The only sched models that for cpu's that support avx2
but not avx512 are: haswell, broadwell, skylake, zen1-3

For load we have:
https://godbolt.org/z/1WMTojvfW - for intels Block RThroughput: =16.0; for ryzens, Block RThroughput: <=8.0
So pick cost of 16.

For store we have:
https://godbolt.org/z/1WMTojvfW - for intels Block RThroughput: =16.0; for ryzens, Block RThroughput: <=16.0
So pick cost of 16.

I'm directly using the shuffling asm the llc produced,
without any manual fixups that may be needed
to ensure sequential execution.

Diff Detail

Event Timeline

lebedev.ri created this revision.Sep 30 2021, 8:09 AM
RKSimon accepted this revision.Oct 1 2021, 5:45 AM

LGTM (tbh I'd be tempted to accept these vXi64/f64 costs for AVX1+ targets as well - they'd still be a lot closer than current default estimates).

This revision is now accepted and ready to land.Oct 1 2021, 5:45 AM

LGTM

Thank you for the reviews!
I'll see what next tuple i'll deal with, but this covered by most immediate interest.

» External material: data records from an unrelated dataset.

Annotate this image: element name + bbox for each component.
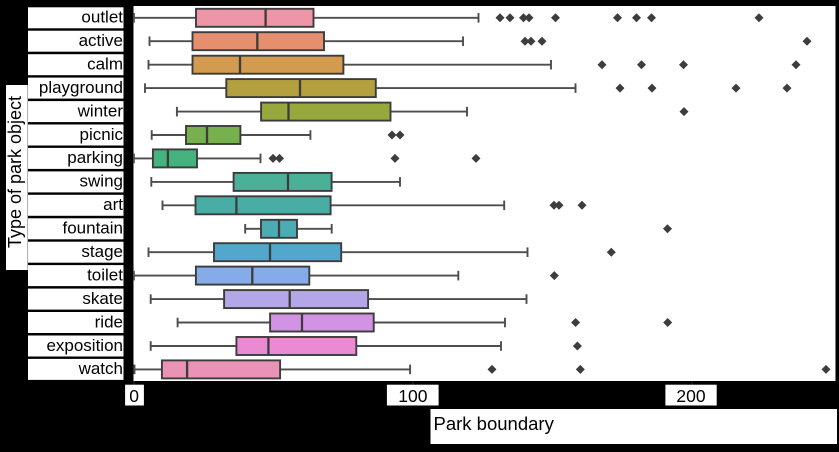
svg-text:stage: stage [81,242,123,261]
svg-text:skate: skate [82,289,123,308]
svg-text:playground: playground [39,78,123,97]
svg-text:200: 200 [676,386,705,406]
svg-text:picnic: picnic [80,125,124,144]
svg-text:calm: calm [87,55,123,74]
svg-text:toilet: toilet [87,265,123,284]
svg-text:art: art [103,195,123,214]
svg-text:swing: swing [80,172,123,191]
svg-text:winter: winter [77,101,124,120]
svg-text:Park boundary: Park boundary [434,413,555,434]
svg-text:100: 100 [398,386,427,406]
svg-text:Type of park object: Type of park object [5,96,25,248]
svg-text:watch: watch [78,359,123,378]
svg-text:active: active [79,31,123,50]
svg-text:exposition: exposition [46,336,123,355]
svg-text:0: 0 [129,386,139,406]
svg-text:fountain: fountain [63,219,124,238]
svg-text:ride: ride [95,312,123,331]
svg-text:parking: parking [67,148,123,167]
svg-text:outlet: outlet [81,8,123,27]
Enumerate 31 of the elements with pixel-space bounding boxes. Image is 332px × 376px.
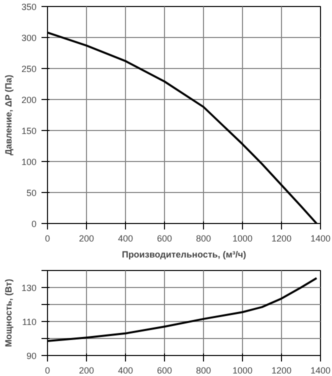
x-tick-label: 0 [44, 234, 50, 244]
line-series [48, 32, 318, 224]
y-tick-label: 350 [21, 2, 37, 12]
y-axis-title: Мощность, (Вт) [3, 278, 14, 348]
y-tick-label: 150 [21, 126, 37, 136]
y-tick-label: 50 [26, 188, 37, 198]
x-tick-label: 1200 [271, 366, 292, 376]
y-tick-label: 300 [21, 33, 37, 43]
x-tick-label: 600 [156, 366, 172, 376]
y-axis-title: Давление, ΔP (Па) [3, 74, 14, 156]
x-tick-label: 1000 [232, 366, 253, 376]
x-tick-label: 0 [44, 366, 50, 376]
x-tick-label: 400 [118, 366, 134, 376]
y-tick-label: 110 [22, 317, 37, 327]
y-tick-label: 90 [26, 351, 37, 361]
x-tick-label: 200 [78, 366, 94, 376]
y-tick-label: 200 [21, 95, 37, 105]
y-tick-label: 100 [21, 157, 37, 167]
x-tick-label: 200 [78, 234, 94, 244]
x-tick-label: 600 [156, 234, 172, 244]
x-tick-label: 800 [196, 234, 212, 244]
x-tick-label: 1400 [310, 234, 331, 244]
x-tick-label: 1000 [232, 234, 253, 244]
y-tick-label: 250 [21, 64, 37, 74]
y-tick-label: 130 [21, 283, 37, 293]
x-tick-label: 1400 [310, 366, 331, 376]
x-tick-label: 400 [118, 234, 134, 244]
x-axis-title: Производительность, (м³/ч) [122, 250, 246, 260]
x-tick-label: 800 [196, 366, 212, 376]
x-tick-label: 1200 [271, 234, 292, 244]
y-tick-label: 0 [31, 219, 37, 229]
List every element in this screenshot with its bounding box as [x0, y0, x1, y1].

(tbh I'd be tempted to accept these vXi64/f64 costs for AVX1+ targets as well - they'd still be a lot closer than current default estimates).

Yeah maybe.

This revision was landed with ongoing or failed builds.Oct 1 2021, 7:49 AM
This revision was automatically updated to reflect the committed changes.